Sous l’impulsion du chef de la junte, Assimi Goïta, le Mali s’éloigne de l’influence occidentale, notamment de la France, pour se rapprocher de la Russie.
Un tribunal malien a prononcé une peine de vingt ans de prison à l’encontre d’un collaborateur de l’ambassade de France, reconnu coupable d’espionnage et d’« atteinte à la sûreté de l’État ». Cette décision a été communiquée par des sources judiciaires.
Cette condamnation marque une nouvelle détérioration des relations diplomatiques entre le Mali, dirigé par une junte militaire depuis le coup d’État de 2021, et la France, son ancienne puissance coloniale.

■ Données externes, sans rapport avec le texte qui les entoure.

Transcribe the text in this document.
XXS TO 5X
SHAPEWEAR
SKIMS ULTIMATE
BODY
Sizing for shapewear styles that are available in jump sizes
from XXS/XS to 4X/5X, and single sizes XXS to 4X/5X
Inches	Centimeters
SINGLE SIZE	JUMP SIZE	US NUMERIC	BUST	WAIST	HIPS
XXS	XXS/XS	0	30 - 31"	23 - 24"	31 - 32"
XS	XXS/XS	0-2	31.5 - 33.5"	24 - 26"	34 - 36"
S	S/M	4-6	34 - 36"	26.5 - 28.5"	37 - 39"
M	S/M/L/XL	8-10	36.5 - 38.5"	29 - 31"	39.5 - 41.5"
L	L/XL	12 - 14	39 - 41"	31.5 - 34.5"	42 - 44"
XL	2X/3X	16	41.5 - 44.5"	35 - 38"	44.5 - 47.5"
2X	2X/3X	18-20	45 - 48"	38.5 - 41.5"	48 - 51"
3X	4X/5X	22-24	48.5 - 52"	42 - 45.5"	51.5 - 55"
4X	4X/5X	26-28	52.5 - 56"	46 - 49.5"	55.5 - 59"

L’agent français, identifié comme Yann V., est en détention depuis son arrestation en août 2025. Il a également été sanctionné d’une amende de 5 400 € et d’une interdiction de séjour au Mali pour une durée de vingt ans, selon trois sources judiciaires concordantes.
Lors de son interpellation, les autorités maliennes avaient accusé ce fonctionnaire de travailler pour les services de renseignement français, dénonçant l’ingérence d’« États étrangers » visant à déstabiliser le pays, déjà confronté à des insurrections.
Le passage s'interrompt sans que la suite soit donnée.